Enhanced piezoelectricity in (1 − x)Bi1.05Fe1−yAyO3–xBaTiO3 lead-free ceramics: site engineering and wide phase boundary region
Abstract
Site engineering has been employed to modulate the piezoelectric activity of high temperature (1 − x)Bi1.05Fe1−yScyO3–xBaTiO3 lead-free ceramics fabricated by a conventional solid-state method together with a quenching technique. The effects of x and y content on the phase structure, microstructure, and electrical properties have been investigated in detail. A wide rhombohedral (R) to pseudo-cubic (C) phase boundary was formed in the ceramics with x = 0.30 and 0 ≤ y ≤ 0.07, thus leading to enhanced piezoelectricity (d33 = 120–180 pC N−1), ferroelectricity (Pr = 19–22 μC cm−2) and a high Curie temperature (TC = 478–520 °C).

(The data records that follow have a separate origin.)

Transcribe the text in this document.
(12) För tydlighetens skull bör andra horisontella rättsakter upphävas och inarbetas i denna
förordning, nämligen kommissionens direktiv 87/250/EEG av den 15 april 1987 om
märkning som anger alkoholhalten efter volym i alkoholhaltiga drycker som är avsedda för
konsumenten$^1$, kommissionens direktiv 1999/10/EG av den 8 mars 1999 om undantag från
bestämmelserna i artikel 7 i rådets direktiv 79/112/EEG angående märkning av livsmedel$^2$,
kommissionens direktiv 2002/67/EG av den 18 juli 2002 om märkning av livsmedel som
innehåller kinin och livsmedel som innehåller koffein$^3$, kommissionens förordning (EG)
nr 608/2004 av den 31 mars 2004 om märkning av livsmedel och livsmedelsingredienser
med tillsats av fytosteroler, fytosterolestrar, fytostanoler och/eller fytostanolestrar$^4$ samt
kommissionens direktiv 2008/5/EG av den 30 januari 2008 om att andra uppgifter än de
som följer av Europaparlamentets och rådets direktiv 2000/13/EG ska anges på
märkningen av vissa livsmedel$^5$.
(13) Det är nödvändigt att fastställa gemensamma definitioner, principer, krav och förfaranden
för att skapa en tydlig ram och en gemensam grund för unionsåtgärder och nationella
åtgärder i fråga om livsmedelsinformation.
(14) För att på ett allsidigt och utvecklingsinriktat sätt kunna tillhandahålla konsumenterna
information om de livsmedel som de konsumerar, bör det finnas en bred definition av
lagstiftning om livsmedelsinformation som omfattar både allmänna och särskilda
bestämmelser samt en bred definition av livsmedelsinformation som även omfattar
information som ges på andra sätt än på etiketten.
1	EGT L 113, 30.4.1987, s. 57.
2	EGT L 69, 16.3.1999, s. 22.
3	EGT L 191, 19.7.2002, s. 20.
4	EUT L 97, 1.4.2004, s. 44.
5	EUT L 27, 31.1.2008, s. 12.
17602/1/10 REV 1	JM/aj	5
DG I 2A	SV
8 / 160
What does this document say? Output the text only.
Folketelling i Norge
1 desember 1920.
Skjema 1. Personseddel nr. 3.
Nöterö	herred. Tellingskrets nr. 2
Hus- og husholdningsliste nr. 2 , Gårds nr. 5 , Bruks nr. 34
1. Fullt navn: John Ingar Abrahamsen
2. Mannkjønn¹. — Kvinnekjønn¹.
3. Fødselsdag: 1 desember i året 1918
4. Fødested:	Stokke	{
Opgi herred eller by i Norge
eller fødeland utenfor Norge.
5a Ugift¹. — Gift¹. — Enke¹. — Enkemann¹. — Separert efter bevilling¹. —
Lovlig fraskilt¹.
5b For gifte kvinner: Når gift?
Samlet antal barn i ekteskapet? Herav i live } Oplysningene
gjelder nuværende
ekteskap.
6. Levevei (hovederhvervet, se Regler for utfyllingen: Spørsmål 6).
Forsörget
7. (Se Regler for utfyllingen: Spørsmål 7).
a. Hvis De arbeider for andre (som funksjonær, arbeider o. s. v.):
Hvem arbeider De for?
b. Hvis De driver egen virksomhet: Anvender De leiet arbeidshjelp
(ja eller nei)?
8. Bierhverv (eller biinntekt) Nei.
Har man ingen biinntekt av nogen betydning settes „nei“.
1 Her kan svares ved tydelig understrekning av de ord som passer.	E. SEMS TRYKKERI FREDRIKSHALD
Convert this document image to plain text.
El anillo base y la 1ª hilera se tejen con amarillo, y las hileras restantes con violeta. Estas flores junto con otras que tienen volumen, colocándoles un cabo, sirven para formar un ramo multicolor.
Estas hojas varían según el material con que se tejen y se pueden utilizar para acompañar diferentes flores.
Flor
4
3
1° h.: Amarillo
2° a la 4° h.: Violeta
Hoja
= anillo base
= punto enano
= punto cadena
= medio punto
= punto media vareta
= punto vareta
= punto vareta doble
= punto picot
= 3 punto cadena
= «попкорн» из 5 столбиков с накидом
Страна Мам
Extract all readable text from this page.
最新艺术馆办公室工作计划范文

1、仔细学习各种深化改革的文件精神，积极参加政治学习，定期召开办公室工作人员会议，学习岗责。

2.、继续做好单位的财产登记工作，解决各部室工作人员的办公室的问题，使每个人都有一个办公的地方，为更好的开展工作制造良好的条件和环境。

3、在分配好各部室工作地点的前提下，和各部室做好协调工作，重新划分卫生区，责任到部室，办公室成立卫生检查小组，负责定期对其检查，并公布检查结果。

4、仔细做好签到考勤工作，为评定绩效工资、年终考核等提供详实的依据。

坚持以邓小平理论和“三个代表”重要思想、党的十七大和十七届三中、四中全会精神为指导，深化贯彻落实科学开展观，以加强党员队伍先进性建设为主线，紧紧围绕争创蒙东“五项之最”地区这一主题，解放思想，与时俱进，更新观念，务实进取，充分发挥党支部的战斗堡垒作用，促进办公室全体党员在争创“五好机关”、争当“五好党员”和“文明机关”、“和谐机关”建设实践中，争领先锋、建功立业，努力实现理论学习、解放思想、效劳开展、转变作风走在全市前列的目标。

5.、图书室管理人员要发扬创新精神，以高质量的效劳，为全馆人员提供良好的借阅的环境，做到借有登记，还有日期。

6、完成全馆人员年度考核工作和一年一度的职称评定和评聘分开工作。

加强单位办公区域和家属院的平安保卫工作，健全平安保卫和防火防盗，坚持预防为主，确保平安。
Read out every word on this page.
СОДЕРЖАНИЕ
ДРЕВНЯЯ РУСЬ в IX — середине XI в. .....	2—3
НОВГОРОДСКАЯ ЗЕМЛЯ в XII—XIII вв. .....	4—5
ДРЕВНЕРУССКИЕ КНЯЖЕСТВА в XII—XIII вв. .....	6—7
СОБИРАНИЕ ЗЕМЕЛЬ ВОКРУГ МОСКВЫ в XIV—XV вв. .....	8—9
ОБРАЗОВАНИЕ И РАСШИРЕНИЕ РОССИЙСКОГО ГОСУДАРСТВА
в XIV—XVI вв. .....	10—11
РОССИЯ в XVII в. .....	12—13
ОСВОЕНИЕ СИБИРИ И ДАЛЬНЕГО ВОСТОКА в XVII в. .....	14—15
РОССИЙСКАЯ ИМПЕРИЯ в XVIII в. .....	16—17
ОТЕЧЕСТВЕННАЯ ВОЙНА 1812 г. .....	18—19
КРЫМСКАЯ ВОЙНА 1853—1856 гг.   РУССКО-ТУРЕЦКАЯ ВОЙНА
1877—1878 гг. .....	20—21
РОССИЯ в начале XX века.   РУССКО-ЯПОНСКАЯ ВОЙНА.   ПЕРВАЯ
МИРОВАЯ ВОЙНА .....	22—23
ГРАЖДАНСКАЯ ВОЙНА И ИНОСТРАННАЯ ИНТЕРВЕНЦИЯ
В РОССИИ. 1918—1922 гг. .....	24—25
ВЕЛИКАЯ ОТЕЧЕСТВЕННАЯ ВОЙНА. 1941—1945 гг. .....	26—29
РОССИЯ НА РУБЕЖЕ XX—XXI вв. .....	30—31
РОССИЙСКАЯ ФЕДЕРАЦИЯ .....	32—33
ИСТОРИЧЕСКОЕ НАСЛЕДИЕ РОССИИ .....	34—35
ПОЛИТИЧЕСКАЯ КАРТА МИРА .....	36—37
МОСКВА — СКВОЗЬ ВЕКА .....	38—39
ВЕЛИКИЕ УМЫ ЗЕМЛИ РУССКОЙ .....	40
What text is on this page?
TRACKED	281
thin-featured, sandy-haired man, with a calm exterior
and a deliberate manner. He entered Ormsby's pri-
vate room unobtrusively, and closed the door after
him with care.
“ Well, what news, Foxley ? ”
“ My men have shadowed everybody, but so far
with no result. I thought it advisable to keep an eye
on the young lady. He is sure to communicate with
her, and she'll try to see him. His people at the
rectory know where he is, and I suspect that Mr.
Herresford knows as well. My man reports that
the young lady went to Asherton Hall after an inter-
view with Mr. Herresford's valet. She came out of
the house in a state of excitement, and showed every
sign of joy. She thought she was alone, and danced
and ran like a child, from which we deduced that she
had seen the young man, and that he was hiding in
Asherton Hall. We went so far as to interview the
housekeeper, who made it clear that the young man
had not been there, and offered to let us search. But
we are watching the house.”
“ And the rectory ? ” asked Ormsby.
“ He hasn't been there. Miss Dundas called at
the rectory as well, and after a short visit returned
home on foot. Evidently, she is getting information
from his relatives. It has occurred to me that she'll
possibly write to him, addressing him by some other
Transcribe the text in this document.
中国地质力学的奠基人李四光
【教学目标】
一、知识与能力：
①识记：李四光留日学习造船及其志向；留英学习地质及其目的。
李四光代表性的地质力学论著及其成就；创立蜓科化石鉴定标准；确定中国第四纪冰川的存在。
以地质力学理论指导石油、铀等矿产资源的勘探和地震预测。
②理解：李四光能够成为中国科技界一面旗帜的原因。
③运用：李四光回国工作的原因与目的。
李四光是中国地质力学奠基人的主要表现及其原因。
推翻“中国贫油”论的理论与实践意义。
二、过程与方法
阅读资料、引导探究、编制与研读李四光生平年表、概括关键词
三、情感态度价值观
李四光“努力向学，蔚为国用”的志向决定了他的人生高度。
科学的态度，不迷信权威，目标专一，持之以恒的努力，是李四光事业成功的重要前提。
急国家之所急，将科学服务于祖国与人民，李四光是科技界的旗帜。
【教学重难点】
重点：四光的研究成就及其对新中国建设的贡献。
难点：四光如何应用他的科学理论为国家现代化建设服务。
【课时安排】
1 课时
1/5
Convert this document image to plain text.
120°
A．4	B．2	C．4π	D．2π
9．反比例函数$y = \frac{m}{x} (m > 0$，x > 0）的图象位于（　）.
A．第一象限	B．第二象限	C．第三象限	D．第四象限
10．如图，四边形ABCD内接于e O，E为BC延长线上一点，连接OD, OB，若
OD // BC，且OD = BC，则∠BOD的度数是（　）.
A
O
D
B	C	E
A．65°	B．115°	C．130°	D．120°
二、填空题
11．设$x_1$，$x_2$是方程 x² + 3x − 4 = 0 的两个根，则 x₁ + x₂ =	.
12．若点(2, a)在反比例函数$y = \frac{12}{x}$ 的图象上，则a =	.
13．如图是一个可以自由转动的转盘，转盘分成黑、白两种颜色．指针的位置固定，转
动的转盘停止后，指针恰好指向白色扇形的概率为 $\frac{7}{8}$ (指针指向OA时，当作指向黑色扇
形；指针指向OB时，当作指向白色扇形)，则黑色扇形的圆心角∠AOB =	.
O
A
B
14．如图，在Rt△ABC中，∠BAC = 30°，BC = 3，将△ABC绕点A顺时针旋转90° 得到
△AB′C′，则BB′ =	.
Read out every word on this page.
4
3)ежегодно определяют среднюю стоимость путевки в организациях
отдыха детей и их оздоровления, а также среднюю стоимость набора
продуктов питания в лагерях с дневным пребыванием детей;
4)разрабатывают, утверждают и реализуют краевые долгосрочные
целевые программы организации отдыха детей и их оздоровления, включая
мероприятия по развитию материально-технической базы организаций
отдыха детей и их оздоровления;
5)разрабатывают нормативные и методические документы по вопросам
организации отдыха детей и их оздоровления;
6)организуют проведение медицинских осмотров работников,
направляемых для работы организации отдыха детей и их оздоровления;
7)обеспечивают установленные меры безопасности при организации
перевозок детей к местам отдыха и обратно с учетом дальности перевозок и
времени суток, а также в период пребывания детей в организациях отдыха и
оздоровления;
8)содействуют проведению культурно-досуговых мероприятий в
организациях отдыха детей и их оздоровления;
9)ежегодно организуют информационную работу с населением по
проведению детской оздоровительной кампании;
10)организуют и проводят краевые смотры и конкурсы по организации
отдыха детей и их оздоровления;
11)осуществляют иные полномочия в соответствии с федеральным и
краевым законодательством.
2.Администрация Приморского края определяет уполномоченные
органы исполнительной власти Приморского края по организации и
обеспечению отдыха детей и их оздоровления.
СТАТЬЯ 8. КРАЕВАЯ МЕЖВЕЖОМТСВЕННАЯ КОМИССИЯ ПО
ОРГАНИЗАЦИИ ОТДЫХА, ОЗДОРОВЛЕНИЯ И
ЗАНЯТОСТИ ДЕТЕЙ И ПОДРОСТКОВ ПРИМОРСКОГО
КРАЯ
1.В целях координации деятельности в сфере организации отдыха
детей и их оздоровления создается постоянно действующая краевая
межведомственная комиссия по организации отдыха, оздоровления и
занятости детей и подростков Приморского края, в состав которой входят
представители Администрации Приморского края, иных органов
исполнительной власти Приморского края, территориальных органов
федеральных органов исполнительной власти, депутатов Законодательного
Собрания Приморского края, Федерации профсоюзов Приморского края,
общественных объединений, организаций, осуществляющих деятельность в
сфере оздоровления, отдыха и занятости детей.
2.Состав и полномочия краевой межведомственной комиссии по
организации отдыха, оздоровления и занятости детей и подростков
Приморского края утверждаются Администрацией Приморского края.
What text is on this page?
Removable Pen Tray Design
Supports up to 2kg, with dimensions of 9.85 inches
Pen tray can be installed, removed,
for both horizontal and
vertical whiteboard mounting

In addition, the influence of different element substitutions for Fe3+ on phase structure and electrical behavior was also investigated. Improved piezoelectricity (d33 = 160–180 pC N−1) and saturated P–E loops can be simultaneously achieved in the ceramics with A = Sc, Ga, and Al due to the R–C phase boundary. As a result, site engineering may be an efficient way to modulate the piezoelectricity of BiFeO3–BaTiO3 lead-free ceramics.